In preparation for the exciting revelation – during the current episode of ‘Number 10 Island’ – of the next Secretary in a State about Education, All Change Please! did a little preliminary research into the runners and riders and discovered that the bookies favourites were Jo Johnson, Gavin Williamson and Andrea Loathsome.

BoJo’s younger and probably smarter brother JoJo, aside from being a man who thought he was a loner, appeared to have no previous interest in or experience of education, so initially seemed the most likely choice.

The least said about Andrea Loathsome the better, except she apparently has a particular interest in Primary Education – having once attended one herself and subsequently having children of her own who also went to one.

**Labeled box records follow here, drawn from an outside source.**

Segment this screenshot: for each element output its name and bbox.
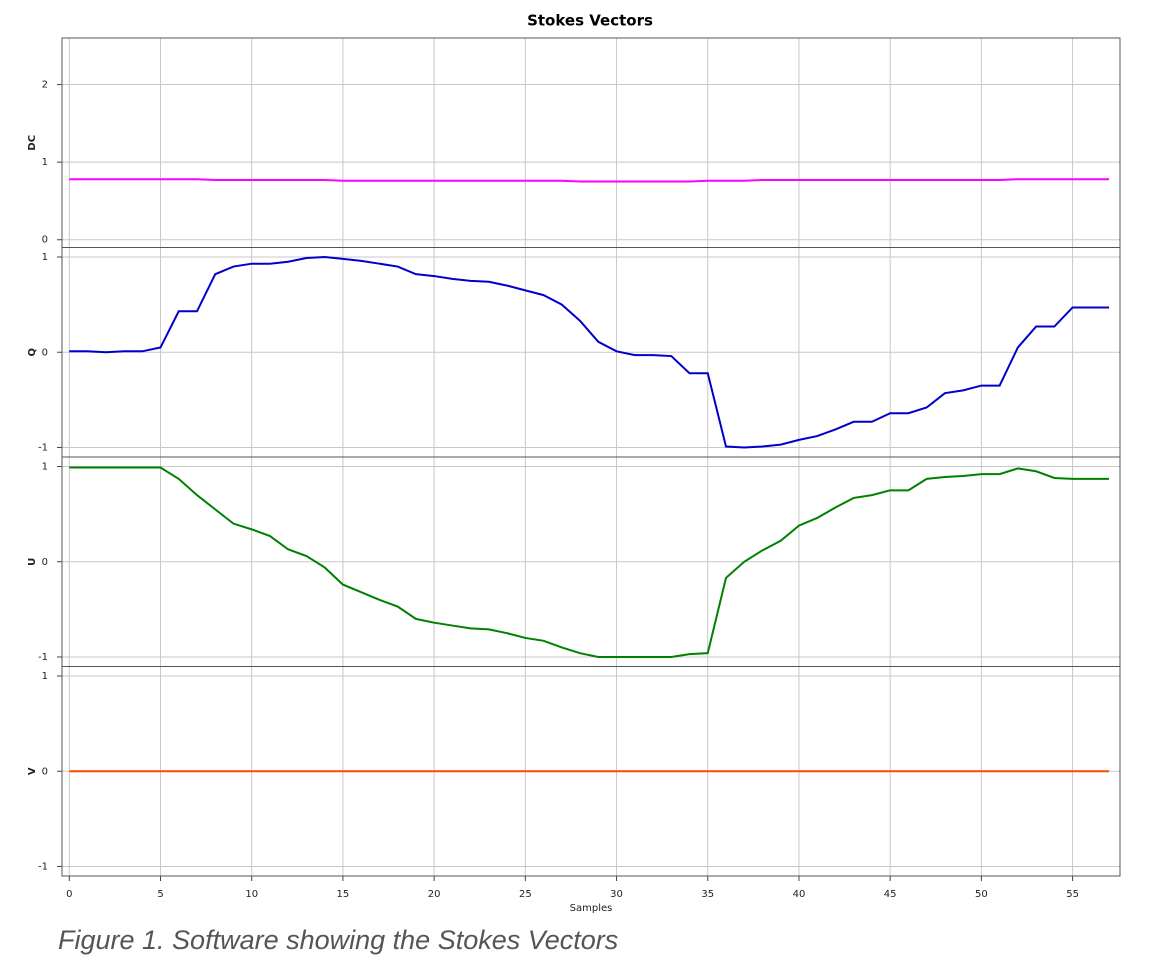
y-tick-label: 1 — [42, 462, 48, 473]
y-axis-label: U — [27, 558, 38, 566]
y-tick-label: -1 — [38, 652, 48, 663]
x-tick-label: 50 — [975, 889, 988, 900]
series-line — [69, 178, 1110, 183]
y-axis-label: V — [27, 767, 38, 775]
x-tick-label: 5 — [157, 889, 163, 900]
y-tick-label: 0 — [42, 347, 48, 358]
x-tick-label: 45 — [884, 889, 897, 900]
y-axis-label: DC — [27, 135, 38, 151]
x-tick-label: 35 — [701, 889, 714, 900]
series-line — [69, 466, 1110, 658]
x-tick-label: 40 — [793, 889, 806, 900]
y-tick-label: 1 — [42, 157, 48, 168]
x-tick-label: 55 — [1066, 889, 1079, 900]
x-axis-label: Samples — [570, 903, 613, 914]
series-line — [69, 256, 1110, 449]
y-axis-label: Q — [27, 348, 38, 357]
x-tick-label: 20 — [428, 889, 441, 900]
x-tick-label: 0 — [66, 889, 72, 900]
x-tick-label: 25 — [519, 889, 532, 900]
panel-frame — [61, 37, 1121, 248]
x-tick-label: 10 — [245, 889, 258, 900]
y-tick-label: -1 — [38, 861, 48, 872]
y-tick-label: 1 — [42, 671, 48, 682]
chart-title: Stokes Vectors — [527, 12, 653, 30]
y-tick-label: 0 — [42, 235, 48, 246]
panel-frame — [61, 666, 1121, 877]
y-tick-label: 1 — [42, 252, 48, 263]
y-tick-label: -1 — [38, 442, 48, 453]
y-tick-label: 2 — [42, 80, 48, 91]
y-tick-label: 0 — [42, 766, 48, 777]
caption: Figure 1. Software showing the Stokes Ve… — [58, 925, 619, 955]
y-tick-label: 0 — [42, 557, 48, 568]
x-tick-label: 15 — [337, 889, 350, 900]
x-tick-label: 30 — [610, 889, 623, 900]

And of course not forgetting her extensive experience of being Leader of the House of Commons, which indeed was very similar to being a Primary School teacher: “No, Andrea, Don’t do that dear…

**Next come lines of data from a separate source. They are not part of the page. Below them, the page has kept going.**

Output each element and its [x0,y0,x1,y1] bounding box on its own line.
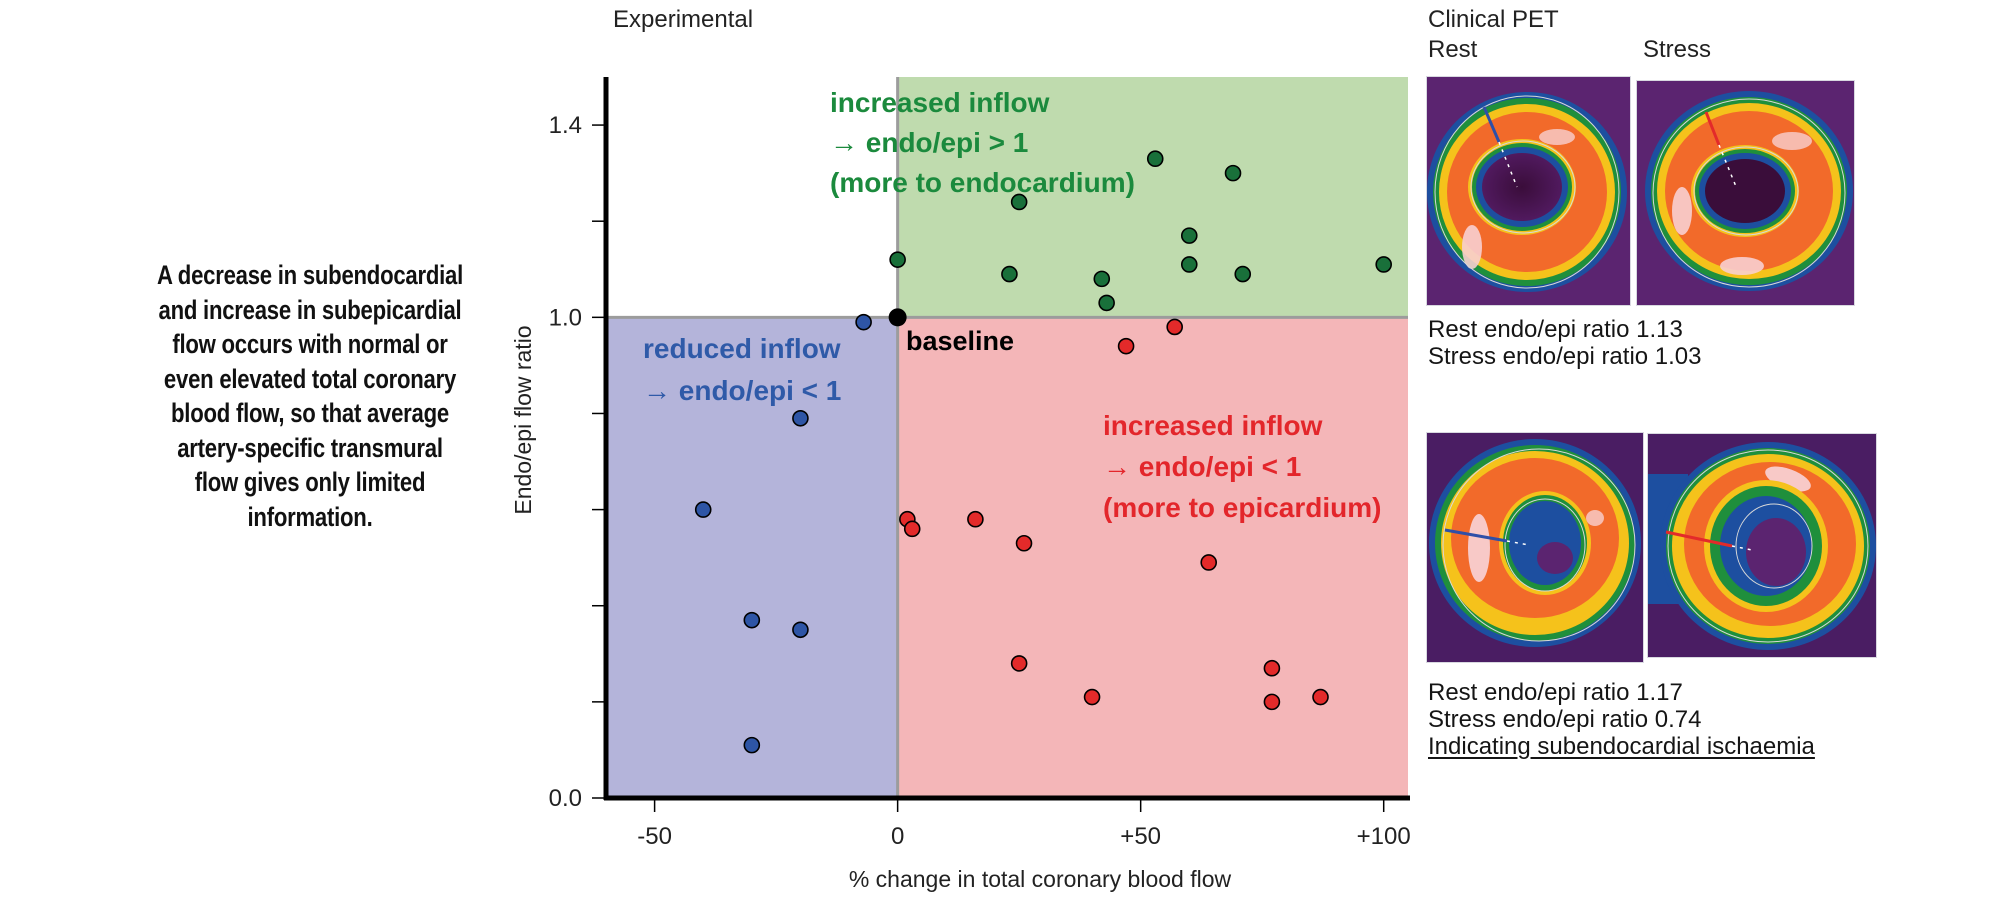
caption-line: blood flow, so that average [171,398,449,428]
chart-dividers [606,77,1408,798]
data-point [889,251,906,268]
scatter-chart: 1.4 1.0 0.0 -50 0 +50 +100 increased inflow → … [510,77,1411,892]
case2-rest-ratio: Rest endo/epi ratio 1.17 [1428,679,1683,706]
y-axis-label: Endo/epi flow ratio [510,325,536,514]
data-point [1001,265,1018,283]
clinical-pet-title: Clinical PET [1428,6,1559,33]
y-ticks: 1.4 1.0 0.0 [549,112,606,812]
data-point [1180,227,1198,244]
data-point [792,409,809,427]
data-point [1098,294,1115,312]
y-tick-label: 1.4 [549,112,582,139]
blue-annotation-line: → endo/epi < 1 [643,375,841,406]
stress-column-label: Stress [1643,36,1712,63]
case1-stress-ratio: Stress endo/epi ratio 1.03 [1428,343,1702,370]
data-point [1224,164,1242,182]
data-point [1146,150,1164,168]
caption-line: artery-specific transmural [177,432,443,463]
data-point [694,501,712,518]
pet-rest-image-1 [1426,76,1631,306]
x-ticks: -50 0 +50 +100 [637,798,1411,850]
case1-rest-ratio: Rest endo/epi ratio 1.13 [1428,316,1683,343]
caption-line: flow gives only limited [194,467,426,497]
x-tick-label: -50 [637,823,672,850]
y-tick-label: 1.0 [549,304,582,331]
data-point [1234,265,1252,283]
caption-line: even elevated total coronary [163,363,457,394]
data-point [1263,693,1281,711]
chart-annotations: increased inflow → endo/epi > 1 (more to e… [643,87,1381,523]
baseline-point [888,308,907,327]
case2-text: Rest endo/epi ratio 1.17 Stress endo/epi… [1428,679,1815,760]
region-increased-inflow-endo [897,77,1408,318]
left-caption: A decrease in subendocardial and increas… [154,258,466,534]
rest-marker-line-1 [1482,106,1501,143]
rest-column-label: Rest [1428,36,1478,63]
pet-stress-image-2 [1647,433,1877,658]
x-tick-label: 0 [891,823,904,850]
data-point [1200,554,1218,571]
pet-rest-image-2 [1426,432,1644,663]
green-annotation-line: increased inflow [830,87,1050,118]
data-point [1180,256,1198,273]
caption-line: A decrease in subendocardial [156,260,464,290]
caption-line: and increase in subepicardial [158,294,462,325]
data-point [743,736,761,754]
data-point [1375,256,1392,273]
data-point [903,520,921,538]
caption-line: information. [247,501,373,532]
data-point [1312,688,1329,706]
case1-text: Rest endo/epi ratio 1.13 Stress endo/epi… [1428,316,1702,370]
green-annotation-line: (more to endocardium) [830,167,1135,198]
region-reduced-inflow [606,317,898,798]
data-point [855,313,872,331]
data-point [1015,534,1033,552]
case2-stress-ratio: Stress endo/epi ratio 0.74 [1428,706,1702,733]
data-point [1166,318,1183,336]
data-point [1263,659,1281,677]
case2-conclusion: Indicating subendocardial ischaemia [1428,733,1815,760]
data-point [1093,270,1111,288]
baseline-annotation-line: baseline [906,326,1014,356]
pet-stress-image-1 [1636,80,1855,306]
data-point [792,621,809,639]
data-point [967,510,984,528]
blue-annotation-line: reduced inflow [643,333,841,364]
x-tick-label: +50 [1120,823,1161,850]
x-tick-label: +100 [1357,823,1411,850]
data-point [1083,688,1101,706]
data-point [743,611,761,629]
caption-line: flow occurs with normal or [172,329,448,359]
data-points [694,150,1392,754]
experimental-title: Experimental [613,6,754,33]
data-point [1117,337,1135,355]
chart-regions [606,77,1408,798]
region-increased-inflow-epi [897,317,1408,798]
y-tick-label: 0.0 [549,785,582,812]
chart-axes [603,77,1410,801]
data-point [1010,193,1028,211]
red-annotation-line: (more to epicardium) [1103,492,1381,523]
red-annotation-line: → endo/epi < 1 [1103,451,1301,482]
data-point [1010,655,1028,672]
green-annotation-line: → endo/epi > 1 [830,127,1028,158]
x-axis-label: % change in total coronary blood flow [849,866,1232,892]
red-annotation-line: increased inflow [1103,410,1323,441]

But it was Gavin ‘Just William’ son, who surprisingly enough emerged as potentially the best candidate. Unlike many current politicians who never went to school (unless of course you count Eton), Just Williamson knows everything about education because he attended state primary and comprehensive schools before going to a non-Russell Group University in somewhere called the North of England and actually worked as a managing director of a Staffordshire-based pottery firm. And as well as his wife being a former Primary School teacher, Just Williamson has also been a school governor. But even more encouragingly, in his maiden speech on 8 June 2010, he said:

“We do not sing enough the praises of our designers, engineers and manufacturers…We will have a truly vibrant economy only when we recreate the Victorian spirit of ingenuity and inventiveness that made Britain such a vibrant country, as I am sure it will be again.”

So perhaps we’ll see D&T back on the curriculum?

Meanwhile All Change Please! won’t mention the tarantula he keeps on his desk, and his being sacked for taking a Huawei leak while Defence Secretary, but hey – no-one’s perfect…

And shortly before 8:30 pm it was announced that the winner is…

…Just Williamson!

 

Well just thank goodness it wasn’t Nick Gibb.